The agreement also includes incentive payments of up to $55 million based on
Bridge Medical achieving significant earnings targets in calendar years 2003 and
2004. AmerisourceBergen expects the purchase to be neutral to earnings in fiscal
2003 and accretive in fiscal 2004 after the effect of any incentive payments.
Bridge Medical, which is headquartered in the San Diego area and privately held,
anticipates revenues of approximately $25 million in calendar year 2003. The
transaction is expected to close by the end of calendar year 2002.
"We are extremely excited about Bridge's market-leading, proven patient safety
technology," said R. David Yost, AmerisourceBergen's Chief Executive Officer.
"Hospitals and other medical facilities are already using this technology to
increase medication accuracy and improve operating efficiency. Our customers and
suppliers need unique, tailored solutions for delivering pharmaceuticals, and
this acquisition is one more example of our commitment to enhance our offerings
in the pharmaceutical supply channel."
"Combining Bridge's patient safety technology with AmerisourceBergen's high
service distribution capability, the in-pharmacy barcode application capability
of our recently acquired AutoMed operation, and the packaging options of our
American Health Packaging unit provides the kind of pharmaceutical management
solutions our customers are seeking," said Kurt J. Hilzinger,
AmerisourceBergen's President and Chief Operating Officer. "We now have the most
comprehensive service offering in the industry with which to address the
challenges of staffing shortages, medication errors and rising costs in today's
healthcare environment."
"Joining AmerisourceBergen gives us the platform and resources to rapidly expand
this business," said John B. Grotting, Bridge's President and Chief Executive
Officer. "With the demand for improvements in patient medication safety
continuing to grow, we are very excited about the market opportunities in
long-term care and acute care facilities that are ahead for us as part of
AmerisourceBergen."
Developed for hospitals and other patient care facilities, Bridge's two primary
products are MedPoint(TM) and InfoPoint(TM). First introduced in 1999, MedPoint
is the only BPOC system to combine both medication and blood product
administration verification with laboratory specimen identification.
This patient safety product helps hospitals and health systems increase
efficiency and eliminate medication errors related to pharmaceutical and blood
transfusion administration and laboratory specimen tracking.
MedPoint goes beyond the basic "five rights" of medication monitoring (right
patient, right drug, right dose, right time and right route of administration)
to also include features such as allergy alerts, look-alike and sounds-alike
alerts, and high risk medication warnings.
Bridge's newest product, InfoPoint, is a data warehouse system that allows
clinicians and administrators to combine clinical and financial data to improve
patient outcomes and reduce costs.
It integrates both clinical and financial data into a single repository, giving
hospitals unique views of both prospective and retrospective patient and
medication use data that can be applied to therapeutic guideline compliance
monitoring.
About AmerisourceBergen
The Company is also a leader in the institutional pharmacy marketplace. With
more than $40 billion in annualized operating revenue, AmerisourceBergen is
headquartered in Valley Forge, PA, and employs more than 13,000 people serving
over 25,000 customers. For more information got to www.amerisourcebergen.com.
About Bridge Medical
Forward-Looking Statements
Actual results may vary materially from the expectations contained in the
forward-looking statements.

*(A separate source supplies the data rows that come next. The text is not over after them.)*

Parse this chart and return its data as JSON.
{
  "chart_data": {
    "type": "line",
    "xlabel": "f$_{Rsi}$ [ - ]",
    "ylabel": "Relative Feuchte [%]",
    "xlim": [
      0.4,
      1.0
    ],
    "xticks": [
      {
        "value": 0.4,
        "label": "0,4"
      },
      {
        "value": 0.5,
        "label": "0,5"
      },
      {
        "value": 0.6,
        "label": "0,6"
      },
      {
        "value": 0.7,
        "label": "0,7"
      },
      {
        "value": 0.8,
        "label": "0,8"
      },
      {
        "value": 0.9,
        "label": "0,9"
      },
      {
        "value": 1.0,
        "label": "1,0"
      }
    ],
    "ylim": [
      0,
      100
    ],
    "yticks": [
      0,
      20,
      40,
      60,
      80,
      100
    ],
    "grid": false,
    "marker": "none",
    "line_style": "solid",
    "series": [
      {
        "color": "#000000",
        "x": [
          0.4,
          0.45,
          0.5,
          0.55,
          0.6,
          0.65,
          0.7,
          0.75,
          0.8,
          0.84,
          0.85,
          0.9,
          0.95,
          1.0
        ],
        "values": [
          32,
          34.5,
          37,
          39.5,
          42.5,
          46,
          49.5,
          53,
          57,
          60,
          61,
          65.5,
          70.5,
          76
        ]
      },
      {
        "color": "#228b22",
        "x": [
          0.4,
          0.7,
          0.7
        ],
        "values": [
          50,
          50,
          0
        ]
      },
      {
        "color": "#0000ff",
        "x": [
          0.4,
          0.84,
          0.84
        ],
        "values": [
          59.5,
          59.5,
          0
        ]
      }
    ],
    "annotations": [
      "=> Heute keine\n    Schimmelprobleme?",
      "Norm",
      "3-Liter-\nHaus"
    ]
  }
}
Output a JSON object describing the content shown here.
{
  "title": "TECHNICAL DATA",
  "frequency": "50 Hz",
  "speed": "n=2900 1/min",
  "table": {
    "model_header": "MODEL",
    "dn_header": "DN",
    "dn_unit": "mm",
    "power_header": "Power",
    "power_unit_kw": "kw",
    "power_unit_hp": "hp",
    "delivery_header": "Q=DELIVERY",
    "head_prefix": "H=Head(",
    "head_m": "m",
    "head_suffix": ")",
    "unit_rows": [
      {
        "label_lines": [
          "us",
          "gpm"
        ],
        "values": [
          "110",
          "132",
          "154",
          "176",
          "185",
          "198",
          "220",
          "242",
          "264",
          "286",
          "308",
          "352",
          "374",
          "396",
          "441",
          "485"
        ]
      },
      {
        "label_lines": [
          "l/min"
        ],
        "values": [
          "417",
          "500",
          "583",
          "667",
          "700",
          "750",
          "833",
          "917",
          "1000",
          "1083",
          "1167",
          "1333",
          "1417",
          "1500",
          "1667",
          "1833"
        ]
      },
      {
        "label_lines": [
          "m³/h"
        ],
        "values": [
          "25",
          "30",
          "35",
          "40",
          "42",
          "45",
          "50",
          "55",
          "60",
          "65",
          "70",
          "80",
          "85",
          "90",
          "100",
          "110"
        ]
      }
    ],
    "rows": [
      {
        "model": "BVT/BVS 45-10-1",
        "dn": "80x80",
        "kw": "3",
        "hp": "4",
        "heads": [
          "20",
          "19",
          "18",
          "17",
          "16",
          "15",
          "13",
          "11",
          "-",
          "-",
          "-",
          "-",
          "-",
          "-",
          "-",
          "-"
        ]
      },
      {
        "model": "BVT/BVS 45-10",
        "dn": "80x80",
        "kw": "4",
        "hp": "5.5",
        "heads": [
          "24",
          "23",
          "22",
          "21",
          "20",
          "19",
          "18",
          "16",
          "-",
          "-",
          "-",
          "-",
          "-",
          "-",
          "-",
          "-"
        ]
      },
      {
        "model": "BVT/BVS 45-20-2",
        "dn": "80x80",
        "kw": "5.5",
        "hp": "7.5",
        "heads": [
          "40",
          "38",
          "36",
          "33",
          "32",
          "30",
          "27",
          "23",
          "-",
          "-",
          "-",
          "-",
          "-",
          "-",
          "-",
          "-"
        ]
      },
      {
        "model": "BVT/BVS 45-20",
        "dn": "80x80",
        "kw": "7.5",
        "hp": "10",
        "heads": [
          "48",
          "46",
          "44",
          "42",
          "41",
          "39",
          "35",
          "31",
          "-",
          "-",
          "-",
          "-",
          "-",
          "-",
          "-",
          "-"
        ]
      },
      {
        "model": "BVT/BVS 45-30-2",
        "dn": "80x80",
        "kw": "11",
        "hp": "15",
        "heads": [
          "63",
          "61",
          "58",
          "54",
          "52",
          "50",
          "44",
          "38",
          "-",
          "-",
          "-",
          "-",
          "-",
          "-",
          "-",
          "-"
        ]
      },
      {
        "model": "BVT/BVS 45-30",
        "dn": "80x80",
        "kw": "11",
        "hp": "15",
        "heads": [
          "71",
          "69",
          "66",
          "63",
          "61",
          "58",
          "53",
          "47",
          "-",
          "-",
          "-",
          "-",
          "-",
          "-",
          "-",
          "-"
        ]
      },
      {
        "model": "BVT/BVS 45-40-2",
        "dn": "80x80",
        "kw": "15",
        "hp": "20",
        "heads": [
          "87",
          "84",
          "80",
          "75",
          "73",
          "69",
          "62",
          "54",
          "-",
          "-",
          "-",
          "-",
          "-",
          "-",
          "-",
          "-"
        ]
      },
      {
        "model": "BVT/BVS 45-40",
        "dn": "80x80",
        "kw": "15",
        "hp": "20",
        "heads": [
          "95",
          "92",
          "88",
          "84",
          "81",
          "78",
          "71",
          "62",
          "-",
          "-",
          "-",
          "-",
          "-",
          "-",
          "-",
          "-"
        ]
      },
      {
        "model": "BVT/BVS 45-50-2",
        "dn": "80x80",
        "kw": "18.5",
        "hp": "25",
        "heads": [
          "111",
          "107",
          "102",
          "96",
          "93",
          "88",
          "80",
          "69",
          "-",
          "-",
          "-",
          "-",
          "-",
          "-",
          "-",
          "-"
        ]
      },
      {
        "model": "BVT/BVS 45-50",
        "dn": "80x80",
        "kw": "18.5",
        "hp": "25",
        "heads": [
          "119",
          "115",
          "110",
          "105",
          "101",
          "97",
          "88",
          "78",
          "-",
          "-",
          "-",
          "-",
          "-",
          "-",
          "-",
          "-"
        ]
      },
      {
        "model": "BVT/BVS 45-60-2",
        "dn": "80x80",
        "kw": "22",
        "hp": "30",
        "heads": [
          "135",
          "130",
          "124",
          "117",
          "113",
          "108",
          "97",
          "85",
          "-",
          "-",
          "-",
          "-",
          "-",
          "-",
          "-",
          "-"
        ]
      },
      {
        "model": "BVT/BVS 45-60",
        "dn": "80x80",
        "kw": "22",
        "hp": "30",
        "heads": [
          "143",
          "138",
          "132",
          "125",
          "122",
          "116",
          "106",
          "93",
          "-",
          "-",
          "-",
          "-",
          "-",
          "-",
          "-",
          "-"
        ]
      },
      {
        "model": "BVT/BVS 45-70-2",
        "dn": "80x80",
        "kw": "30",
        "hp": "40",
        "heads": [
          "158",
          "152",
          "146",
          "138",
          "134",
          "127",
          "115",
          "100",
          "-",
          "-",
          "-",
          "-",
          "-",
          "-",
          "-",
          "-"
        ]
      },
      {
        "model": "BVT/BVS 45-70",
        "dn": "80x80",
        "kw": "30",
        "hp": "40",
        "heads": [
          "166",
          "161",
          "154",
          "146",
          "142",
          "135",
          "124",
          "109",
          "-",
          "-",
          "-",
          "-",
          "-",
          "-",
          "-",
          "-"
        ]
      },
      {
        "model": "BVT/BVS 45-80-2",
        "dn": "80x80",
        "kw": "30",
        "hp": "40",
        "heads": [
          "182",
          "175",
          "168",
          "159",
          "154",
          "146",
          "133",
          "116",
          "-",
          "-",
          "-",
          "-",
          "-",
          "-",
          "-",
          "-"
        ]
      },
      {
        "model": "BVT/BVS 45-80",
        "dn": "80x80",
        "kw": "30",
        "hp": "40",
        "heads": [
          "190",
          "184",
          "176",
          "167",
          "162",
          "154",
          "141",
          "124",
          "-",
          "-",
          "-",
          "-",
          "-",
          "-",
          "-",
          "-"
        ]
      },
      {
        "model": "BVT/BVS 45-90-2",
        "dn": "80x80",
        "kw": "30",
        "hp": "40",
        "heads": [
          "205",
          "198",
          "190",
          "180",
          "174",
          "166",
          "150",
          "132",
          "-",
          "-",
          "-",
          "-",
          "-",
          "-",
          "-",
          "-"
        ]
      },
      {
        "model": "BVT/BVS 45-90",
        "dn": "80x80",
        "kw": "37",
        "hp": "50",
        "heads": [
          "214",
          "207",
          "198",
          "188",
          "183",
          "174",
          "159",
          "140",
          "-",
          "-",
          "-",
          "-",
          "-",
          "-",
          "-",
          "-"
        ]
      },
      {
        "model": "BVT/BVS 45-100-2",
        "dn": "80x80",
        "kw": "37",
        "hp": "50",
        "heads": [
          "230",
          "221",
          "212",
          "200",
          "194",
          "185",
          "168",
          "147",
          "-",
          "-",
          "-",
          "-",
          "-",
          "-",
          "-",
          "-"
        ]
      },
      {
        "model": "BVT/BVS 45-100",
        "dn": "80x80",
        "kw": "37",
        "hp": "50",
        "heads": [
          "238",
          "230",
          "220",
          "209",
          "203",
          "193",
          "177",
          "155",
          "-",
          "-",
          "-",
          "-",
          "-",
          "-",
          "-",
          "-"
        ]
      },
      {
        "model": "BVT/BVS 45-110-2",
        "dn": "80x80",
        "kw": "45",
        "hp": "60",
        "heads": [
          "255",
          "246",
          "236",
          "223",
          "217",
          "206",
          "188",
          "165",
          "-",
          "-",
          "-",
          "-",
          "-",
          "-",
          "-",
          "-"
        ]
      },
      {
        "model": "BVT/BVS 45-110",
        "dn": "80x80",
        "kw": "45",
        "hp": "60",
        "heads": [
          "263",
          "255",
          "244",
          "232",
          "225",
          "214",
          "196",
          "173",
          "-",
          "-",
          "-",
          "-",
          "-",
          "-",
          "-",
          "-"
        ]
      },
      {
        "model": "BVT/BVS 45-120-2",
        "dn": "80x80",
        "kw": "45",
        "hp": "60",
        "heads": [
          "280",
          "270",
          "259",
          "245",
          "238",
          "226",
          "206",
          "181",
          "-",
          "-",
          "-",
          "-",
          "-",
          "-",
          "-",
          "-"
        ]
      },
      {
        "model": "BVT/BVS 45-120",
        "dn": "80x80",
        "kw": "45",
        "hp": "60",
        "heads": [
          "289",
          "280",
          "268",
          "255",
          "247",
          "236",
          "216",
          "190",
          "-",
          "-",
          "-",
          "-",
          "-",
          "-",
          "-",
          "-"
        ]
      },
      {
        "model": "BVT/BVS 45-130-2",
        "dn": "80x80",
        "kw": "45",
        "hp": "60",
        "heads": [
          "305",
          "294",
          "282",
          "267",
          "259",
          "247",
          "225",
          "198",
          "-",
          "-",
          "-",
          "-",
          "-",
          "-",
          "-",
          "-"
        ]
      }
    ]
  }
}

Forward-looking statements may include statements
addressing future financial and operating results of AmerisourceBergen and the
benefits and aspects of the 2001 merger between AmeriSource Health Corporation
and Bergen Brunswig Corporation.
The following factors, among others, could cause actual results to differ
materially from those described in the forward-looking statements: the risk that
the businesses of AmeriSource and Bergen Brunswig will not be integrated
successfully; failure to obtain and retain expected synergies; and other
economic, business, competitive and/or regulatory factors affecting the business
of AmerisourceBergen generally.
More detailed information about these factors is set forth in
AmerisourceBergen's filings with the Securities and Exchange Commission,
including its Annual Report on Form 10-K for fiscal 2001, its Quarterly Reports
on Form 10-Q for fiscal 2002, and the joint proxy statement-prospectus for the
merger filed on August 1, 2001.
AmerisourceBergen is under no obligation to (and expressly disclaims any such
obligation to) update or alter any forward-looking statements whether as a
result of new information, future events or otherwise.